Eisenhorn Omnibus (Абнетт) - страница 47

I felt it too. My mind seemed cold, colder even than the ministrations of Dormant. It seemed to take a very long time before my thoughts began to flow freely again, like water slowly thawing in an iced pipe.

I rose and poured myself a glass of amasec. I poured one for Lowink too as an afterthought. Neither of us ever came away from an auto-seance feeling good, but this was signally worse than usual.

There was danger,' Lowink husked at last. Vile danger. From the casket.'

'I felt it.'

'But the whole seance was unseemly, master. As if distracted and spoiled by some… some factor.

I sighed. I knew what he had felt. 'I can explain.
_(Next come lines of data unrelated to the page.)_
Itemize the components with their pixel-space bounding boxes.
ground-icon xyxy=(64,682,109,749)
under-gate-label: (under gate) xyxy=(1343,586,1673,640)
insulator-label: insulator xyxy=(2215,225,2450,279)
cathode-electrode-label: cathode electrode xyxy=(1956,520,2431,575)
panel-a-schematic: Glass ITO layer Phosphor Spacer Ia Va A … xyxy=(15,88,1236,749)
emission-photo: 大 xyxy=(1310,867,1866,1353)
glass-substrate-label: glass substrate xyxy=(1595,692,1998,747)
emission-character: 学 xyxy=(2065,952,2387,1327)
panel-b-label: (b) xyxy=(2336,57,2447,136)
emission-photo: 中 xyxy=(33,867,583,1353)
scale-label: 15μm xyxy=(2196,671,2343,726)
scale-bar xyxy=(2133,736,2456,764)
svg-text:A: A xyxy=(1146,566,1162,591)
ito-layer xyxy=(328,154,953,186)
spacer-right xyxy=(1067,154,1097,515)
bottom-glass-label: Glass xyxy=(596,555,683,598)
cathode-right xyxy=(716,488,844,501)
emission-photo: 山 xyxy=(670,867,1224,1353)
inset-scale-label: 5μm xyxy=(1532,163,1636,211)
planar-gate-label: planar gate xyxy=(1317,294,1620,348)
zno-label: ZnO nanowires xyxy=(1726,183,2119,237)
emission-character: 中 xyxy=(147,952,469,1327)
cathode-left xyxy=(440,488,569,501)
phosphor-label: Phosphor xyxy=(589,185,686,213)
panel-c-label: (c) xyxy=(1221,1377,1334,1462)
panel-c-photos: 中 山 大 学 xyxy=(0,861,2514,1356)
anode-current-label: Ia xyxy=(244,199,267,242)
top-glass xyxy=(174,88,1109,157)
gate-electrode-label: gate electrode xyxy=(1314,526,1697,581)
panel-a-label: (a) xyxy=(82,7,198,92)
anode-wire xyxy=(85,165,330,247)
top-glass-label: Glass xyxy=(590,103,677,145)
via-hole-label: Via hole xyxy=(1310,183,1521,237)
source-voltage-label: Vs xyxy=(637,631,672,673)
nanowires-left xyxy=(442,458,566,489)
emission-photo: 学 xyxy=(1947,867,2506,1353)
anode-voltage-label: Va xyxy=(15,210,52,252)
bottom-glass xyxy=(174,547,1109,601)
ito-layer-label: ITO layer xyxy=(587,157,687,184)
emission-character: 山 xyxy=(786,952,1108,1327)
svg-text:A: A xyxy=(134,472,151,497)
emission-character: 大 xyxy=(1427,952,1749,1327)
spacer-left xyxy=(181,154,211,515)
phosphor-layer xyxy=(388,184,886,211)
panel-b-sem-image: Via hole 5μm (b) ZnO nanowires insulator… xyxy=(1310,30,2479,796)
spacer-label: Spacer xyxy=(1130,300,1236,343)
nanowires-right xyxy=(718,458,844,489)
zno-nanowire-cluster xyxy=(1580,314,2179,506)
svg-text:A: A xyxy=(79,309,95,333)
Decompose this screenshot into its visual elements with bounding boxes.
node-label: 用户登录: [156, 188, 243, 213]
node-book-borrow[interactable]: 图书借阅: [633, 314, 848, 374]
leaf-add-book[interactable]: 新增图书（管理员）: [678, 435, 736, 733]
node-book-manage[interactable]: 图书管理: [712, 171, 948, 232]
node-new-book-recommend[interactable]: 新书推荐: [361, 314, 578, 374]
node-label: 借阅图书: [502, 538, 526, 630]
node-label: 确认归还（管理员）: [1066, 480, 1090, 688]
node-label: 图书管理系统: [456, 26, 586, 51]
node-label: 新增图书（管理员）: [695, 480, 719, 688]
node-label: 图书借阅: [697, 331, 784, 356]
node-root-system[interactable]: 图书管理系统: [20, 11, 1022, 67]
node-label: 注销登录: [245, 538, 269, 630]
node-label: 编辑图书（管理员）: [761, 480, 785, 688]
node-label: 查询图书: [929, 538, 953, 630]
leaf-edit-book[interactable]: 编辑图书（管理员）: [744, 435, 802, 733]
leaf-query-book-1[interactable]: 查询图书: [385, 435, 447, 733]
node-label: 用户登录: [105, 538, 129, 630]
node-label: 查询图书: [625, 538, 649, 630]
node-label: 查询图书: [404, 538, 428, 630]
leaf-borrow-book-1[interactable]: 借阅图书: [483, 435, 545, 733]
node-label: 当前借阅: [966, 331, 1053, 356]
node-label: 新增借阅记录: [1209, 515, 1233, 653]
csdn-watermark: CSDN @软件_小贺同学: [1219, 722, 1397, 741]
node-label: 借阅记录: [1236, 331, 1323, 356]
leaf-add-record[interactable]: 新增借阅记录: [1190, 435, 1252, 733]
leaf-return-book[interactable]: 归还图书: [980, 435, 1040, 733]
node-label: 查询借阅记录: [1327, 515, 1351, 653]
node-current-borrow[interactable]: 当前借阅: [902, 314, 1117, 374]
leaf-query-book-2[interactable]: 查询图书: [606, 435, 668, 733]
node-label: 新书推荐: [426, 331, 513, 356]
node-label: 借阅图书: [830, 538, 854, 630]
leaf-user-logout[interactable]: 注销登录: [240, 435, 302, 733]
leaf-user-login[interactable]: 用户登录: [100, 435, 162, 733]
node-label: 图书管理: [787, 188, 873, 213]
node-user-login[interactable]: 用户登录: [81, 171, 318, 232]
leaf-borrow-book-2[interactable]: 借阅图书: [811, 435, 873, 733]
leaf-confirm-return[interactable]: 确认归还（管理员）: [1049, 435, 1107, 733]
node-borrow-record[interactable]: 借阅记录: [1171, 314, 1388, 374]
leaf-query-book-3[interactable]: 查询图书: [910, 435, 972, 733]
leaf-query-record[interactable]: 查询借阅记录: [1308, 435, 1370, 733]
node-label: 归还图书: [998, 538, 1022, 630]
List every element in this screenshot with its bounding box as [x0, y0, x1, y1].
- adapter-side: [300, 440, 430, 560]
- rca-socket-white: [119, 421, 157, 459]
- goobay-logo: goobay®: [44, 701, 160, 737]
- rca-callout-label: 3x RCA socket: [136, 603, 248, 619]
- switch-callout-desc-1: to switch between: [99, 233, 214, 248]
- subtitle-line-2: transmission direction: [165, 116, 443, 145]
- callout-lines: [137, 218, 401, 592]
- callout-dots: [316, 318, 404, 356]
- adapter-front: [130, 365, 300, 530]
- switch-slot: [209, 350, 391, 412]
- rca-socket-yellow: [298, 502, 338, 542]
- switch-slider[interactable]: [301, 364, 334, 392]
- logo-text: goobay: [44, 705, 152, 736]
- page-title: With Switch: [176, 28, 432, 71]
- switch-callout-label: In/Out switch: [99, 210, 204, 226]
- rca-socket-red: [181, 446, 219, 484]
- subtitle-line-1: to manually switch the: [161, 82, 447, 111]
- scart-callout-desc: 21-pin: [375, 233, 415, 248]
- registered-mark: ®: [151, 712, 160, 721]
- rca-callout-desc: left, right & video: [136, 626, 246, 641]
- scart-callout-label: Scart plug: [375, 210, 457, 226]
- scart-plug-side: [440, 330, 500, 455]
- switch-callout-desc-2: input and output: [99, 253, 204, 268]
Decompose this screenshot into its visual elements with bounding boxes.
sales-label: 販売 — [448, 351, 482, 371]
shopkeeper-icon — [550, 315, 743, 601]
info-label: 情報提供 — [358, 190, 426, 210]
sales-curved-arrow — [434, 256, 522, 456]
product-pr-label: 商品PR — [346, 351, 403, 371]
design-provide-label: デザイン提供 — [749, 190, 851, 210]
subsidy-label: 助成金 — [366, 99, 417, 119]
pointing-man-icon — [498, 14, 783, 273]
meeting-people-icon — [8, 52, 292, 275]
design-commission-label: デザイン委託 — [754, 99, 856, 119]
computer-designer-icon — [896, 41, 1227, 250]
The girl we have aboard is an untouchable.'

Lowink shuddered. 'Keep her away from me.'

I passed the word 'daesumnor' to Aemos in case it assisted his work on the data-slate and rested in my cabin to recover. Lowink had gone back to his tiny residence under the cockpit deck. I doubted he would be useful for much for a goodly while.

I gathered up the evidence items, re-bagged them and locked them in the cutter's strongbox, all except the casket, which was too big to fit. We kept it bagged and chained in a tarpaulin locker aft. As I hefted it up to return it to the locker, I felt the aftershock of its aura, as if we had woken something, some instinct. I considered this to be the imagination of my stung mind working overtime, but I completed the task only when I had buckled on a pair of work gloves.

Betancore joined me shortly afterwards. He had gone through Vibben's effects and found no will or instructions. Now we needed her cabin to house Fischig, so we placed her belongings and clothes in an underseat storebin in the crew-bay and together carried her wrapped body to the cot in the medical suite. I locked the door as we left.

"What will you do with her?' Betancore asked. 'There's no time to arrange a burial here now.'

'She once said she came with me to see what the stars were like. That's where we'll lay her to rest.'

Then I slept, turning fitfully despite my exhaustion. When sleep finally came, the dreams were cold and inhospitable. Murderously black, back-lit

clouds rippled in fast motion across skies I didn't know, strobing with electrical flashes. Dark trees, and darker, higher walls, ranged around the edges of the dream. I felt the instinct, the hunger from the casket, lurking in some blind spot my eyes refused to find.

Carrion birds, a flock of them, swooped down from the upper reaches of the sky and took all the colour with them, staining the dream-world grey. All except for a spot of red that glittered in the colourless soil ahead of me.